Une aventure dont avait fait partie d'ailleurs un certain Jean-François Bizot, recruté dans le journal pour couvrir Mai 68. Il nous en parlait beaucoup, Bizot, de cette époque... Il admirait Françoise Giroud, sa rigueur, son esprit et sa formidable intuition face à tous les mouvements renouvelant la société française, à commencer par le féminisme. On était en même temps resté sur un souvenir plus irritant: dans les dernières années de sa vie, Françoise Giroud incarne une certaine gauche caviar, à la fois glaçante et jamais dérangeante, toujours dans l'air du temps, bien sous tous rapports, de préférence avec les vedettes politiques et littéraires les plus surexposées médiatiquement.

Mais bon... Peut-être que cela, ce n'était que Giroud. Françoise, elle, est beaucoup plus attachante, et ce n'est sans doute pas un hasard si Laure Adler a opté, dans le titre de sa biographie, pour cet unique prénom. Origines juives reniées, violente rupture amoureuse avec JJSS suivie d'un paquet de lettres anonymes antisémites envoyées à sa future femme, dépression carabinée... Giroud est cassante, Françoise est cassée.
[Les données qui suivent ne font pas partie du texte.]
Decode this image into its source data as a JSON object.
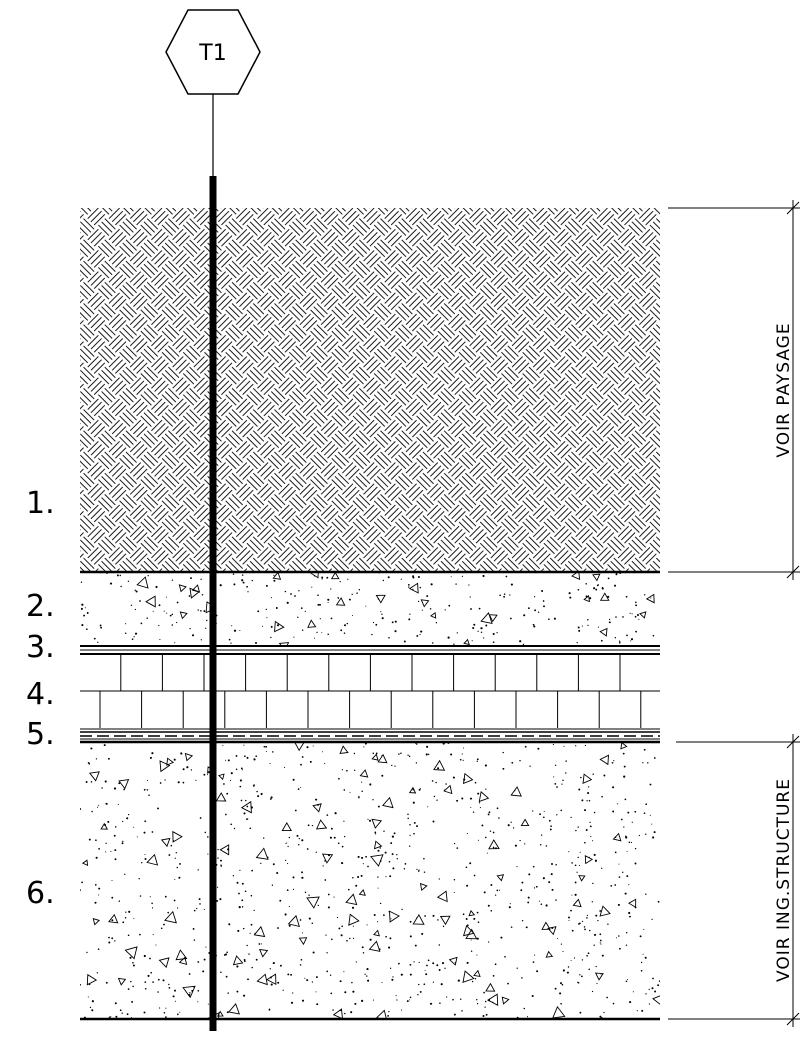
{
  "tag": {
    "label": "T1"
  },
  "layers": [
    {
      "id": "1",
      "label": "1.",
      "pattern": "basketweave"
    },
    {
      "id": "2",
      "label": "2.",
      "pattern": "aggregate"
    },
    {
      "id": "3",
      "label": "3.",
      "pattern": "membrane"
    },
    {
      "id": "4",
      "label": "4.",
      "pattern": "insulation"
    },
    {
      "id": "5",
      "label": "5.",
      "pattern": "waterproofing"
    },
    {
      "id": "6",
      "label": "6.",
      "pattern": "concrete"
    }
  ],
  "dimensions": {
    "upper": "VOIR  PAYSAGE",
    "lower": "VOIR  ING.STRUCTURE"
  },
  "colors": {
    "ink": "#000000",
    "paper": "#ffffff"
  }
}
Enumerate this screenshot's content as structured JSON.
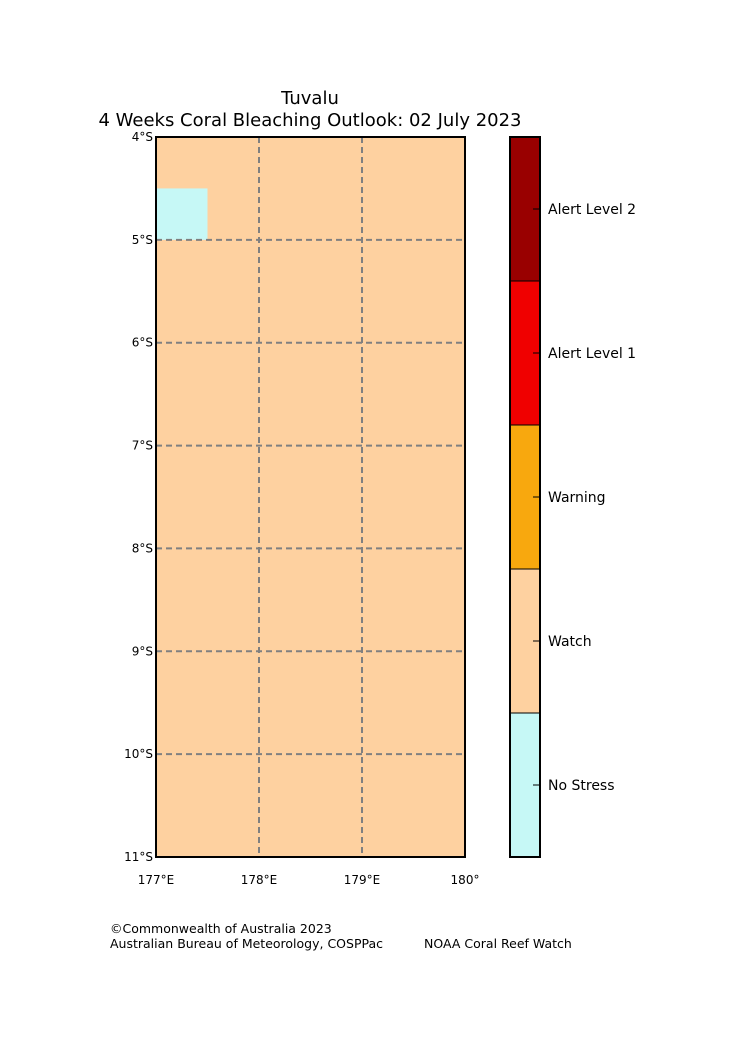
{
  "title": {
    "line1": "Tuvalu",
    "line2": "4 Weeks Coral Bleaching Outlook: 02 July 2023"
  },
  "map": {
    "lon_range": [
      177,
      180
    ],
    "lat_range": [
      -11,
      -4
    ],
    "background_category": "Watch",
    "cells": [
      {
        "lon_min": 177.0,
        "lon_max": 177.5,
        "lat_min": -5.0,
        "lat_max": -4.5,
        "category": "No Stress"
      }
    ],
    "lat_ticks": [
      {
        "value": -4,
        "label": "4°S"
      },
      {
        "value": -5,
        "label": "5°S"
      },
      {
        "value": -6,
        "label": "6°S"
      },
      {
        "value": -7,
        "label": "7°S"
      },
      {
        "value": -8,
        "label": "8°S"
      },
      {
        "value": -9,
        "label": "9°S"
      },
      {
        "value": -10,
        "label": "10°S"
      },
      {
        "value": -11,
        "label": "11°S"
      }
    ],
    "lon_ticks": [
      {
        "value": 177,
        "label": "177°E"
      },
      {
        "value": 178,
        "label": "178°E"
      },
      {
        "value": 179,
        "label": "179°E"
      },
      {
        "value": 180,
        "label": "180°"
      }
    ],
    "gridlines": true
  },
  "legend": {
    "items": [
      {
        "label": "Alert Level 2",
        "color": "#990000"
      },
      {
        "label": "Alert Level 1",
        "color": "#f00000"
      },
      {
        "label": "Warning",
        "color": "#f8a80e"
      },
      {
        "label": "Watch",
        "color": "#fed1a0"
      },
      {
        "label": "No Stress",
        "color": "#c6f8f6"
      }
    ]
  },
  "credits": {
    "copyright": "©Commonwealth of Australia 2023",
    "agency": "Australian Bureau of Meteorology, COSPPac",
    "partner": "NOAA Coral Reef Watch"
  }
}
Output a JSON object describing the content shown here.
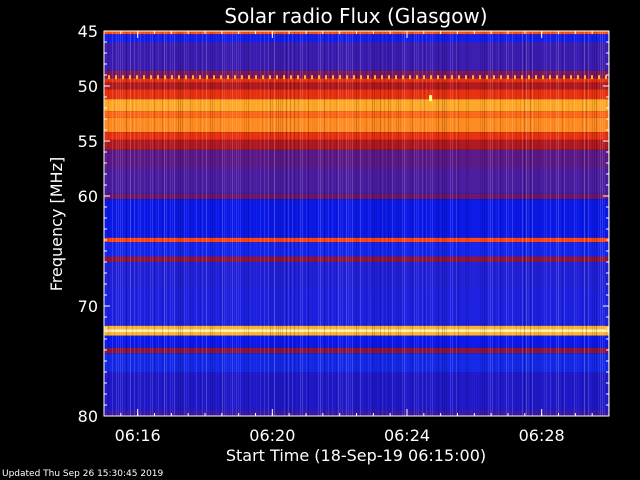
{
  "chart_data": {
    "type": "heatmap",
    "title": "Solar radio Flux (Glasgow)",
    "xlabel": "Start Time (18-Sep-19 06:15:00)",
    "ylabel": "Frequency [MHz]",
    "x_range_minutes": [
      0,
      15
    ],
    "x_ticks": [
      {
        "minute": 1,
        "label": "06:16"
      },
      {
        "minute": 5,
        "label": "06:20"
      },
      {
        "minute": 9,
        "label": "06:24"
      },
      {
        "minute": 13,
        "label": "06:28"
      }
    ],
    "y_range_mhz": [
      45,
      80
    ],
    "y_ticks": [
      {
        "value": 45,
        "label": "45"
      },
      {
        "value": 50,
        "label": "50"
      },
      {
        "value": 55,
        "label": "55"
      },
      {
        "value": 60,
        "label": "60"
      },
      {
        "value": 70,
        "label": "70"
      },
      {
        "value": 80,
        "label": "80"
      }
    ],
    "frequency_bands": [
      {
        "from": 45.0,
        "to": 45.3,
        "color": "#ff5010"
      },
      {
        "from": 45.3,
        "to": 46.0,
        "color": "#1020ee"
      },
      {
        "from": 46.0,
        "to": 48.6,
        "color": "#3a1cb0"
      },
      {
        "from": 48.6,
        "to": 49.3,
        "color": "#7a1560"
      },
      {
        "from": 49.3,
        "to": 49.7,
        "color": "#e83010"
      },
      {
        "from": 49.7,
        "to": 50.3,
        "color": "#b01820"
      },
      {
        "from": 50.3,
        "to": 51.2,
        "color": "#e83010"
      },
      {
        "from": 51.2,
        "to": 52.3,
        "color": "#ffa828"
      },
      {
        "from": 52.3,
        "to": 52.9,
        "color": "#ff6818"
      },
      {
        "from": 52.9,
        "to": 54.2,
        "color": "#ff8a20"
      },
      {
        "from": 54.2,
        "to": 54.9,
        "color": "#e83010"
      },
      {
        "from": 54.9,
        "to": 55.8,
        "color": "#b01820"
      },
      {
        "from": 55.8,
        "to": 57.5,
        "color": "#5a1888"
      },
      {
        "from": 57.5,
        "to": 59.8,
        "color": "#4a1ca0"
      },
      {
        "from": 59.8,
        "to": 60.3,
        "color": "#6a1670"
      },
      {
        "from": 60.3,
        "to": 63.8,
        "color": "#0a18e8"
      },
      {
        "from": 63.8,
        "to": 64.2,
        "color": "#ff4418"
      },
      {
        "from": 64.2,
        "to": 65.5,
        "color": "#1424ee"
      },
      {
        "from": 65.5,
        "to": 66.0,
        "color": "#8a1440"
      },
      {
        "from": 66.0,
        "to": 68.5,
        "color": "#2020d8"
      },
      {
        "from": 68.5,
        "to": 71.8,
        "color": "#1c20e0"
      },
      {
        "from": 71.8,
        "to": 72.1,
        "color": "#ffb030"
      },
      {
        "from": 72.1,
        "to": 72.4,
        "color": "#fff0a0"
      },
      {
        "from": 72.4,
        "to": 72.7,
        "color": "#ffb030"
      },
      {
        "from": 72.7,
        "to": 73.8,
        "color": "#0a18ee"
      },
      {
        "from": 73.8,
        "to": 74.3,
        "color": "#8a1440"
      },
      {
        "from": 74.3,
        "to": 76.0,
        "color": "#1428e8"
      },
      {
        "from": 76.0,
        "to": 79.5,
        "color": "#2018c8"
      },
      {
        "from": 79.5,
        "to": 80.0,
        "color": "#3a18a8"
      }
    ],
    "spike_frequency_mhz": 49.2,
    "spike_color": "#ffb030",
    "burst_point": {
      "minute": 9.7,
      "mhz": 51.1,
      "color": "#ffff80"
    }
  },
  "colors": {
    "background": "#000000",
    "axis": "#ffffff",
    "text": "#ffffff"
  },
  "footer": {
    "updated": "Updated Thu Sep 26 15:30:45 2019"
  }
}
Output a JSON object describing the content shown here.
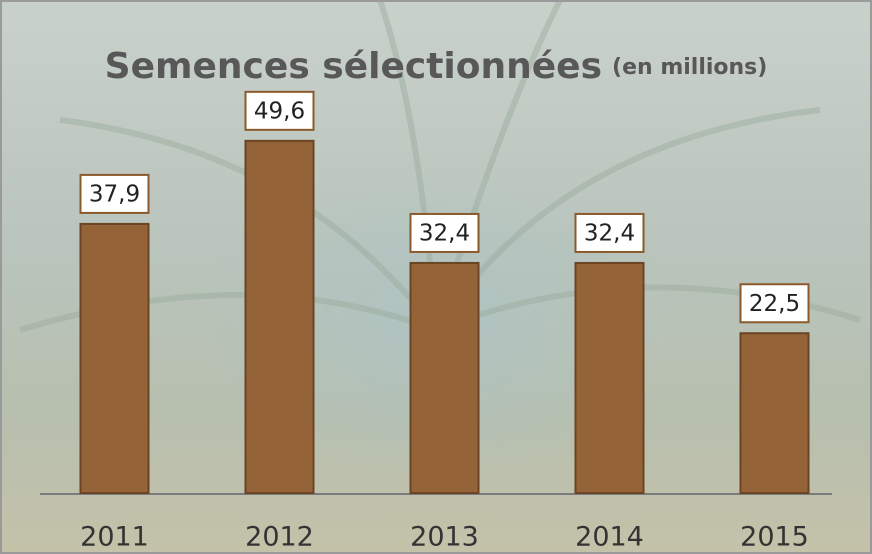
{
  "chart_data": {
    "type": "bar",
    "title": "Semences sélectionnées",
    "subtitle": "(en millions)",
    "categories": [
      "2011",
      "2012",
      "2013",
      "2014",
      "2015"
    ],
    "values": [
      37.9,
      49.6,
      32.4,
      32.4,
      22.5
    ],
    "value_labels": [
      "37,9",
      "49,6",
      "32,4",
      "32,4",
      "22,5"
    ],
    "color": "#946438"
  }
}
Giroud brille de tous ses feux, Françoise se consume de l'intérieur.

Giroud brode sur Pierre Mendès-France, rêvant à travers lui d'une gauche débarrassée d'un Parti communiste qui recueille à l'époque un peu plus de 20% des voix (c'est un peu le chaînon manquant, dans le livre, ce grand flou sur l'état de la gauche en France au moment où "L'Express" entre en scène), Françoise écrit sur Marilyn... Les fêlures, les zigzags, la lancinante tentation du "border line", le coeur à coeur avec sa propre complexité, la hantise de l'abandon et du déclassement qui pousse encore plus au dépassement de soi dans la sphère publique, tout cela dessine une trajectoire bien plus valorisante en vérité que l'image un peu convenue d'une reine du Tout-Paris.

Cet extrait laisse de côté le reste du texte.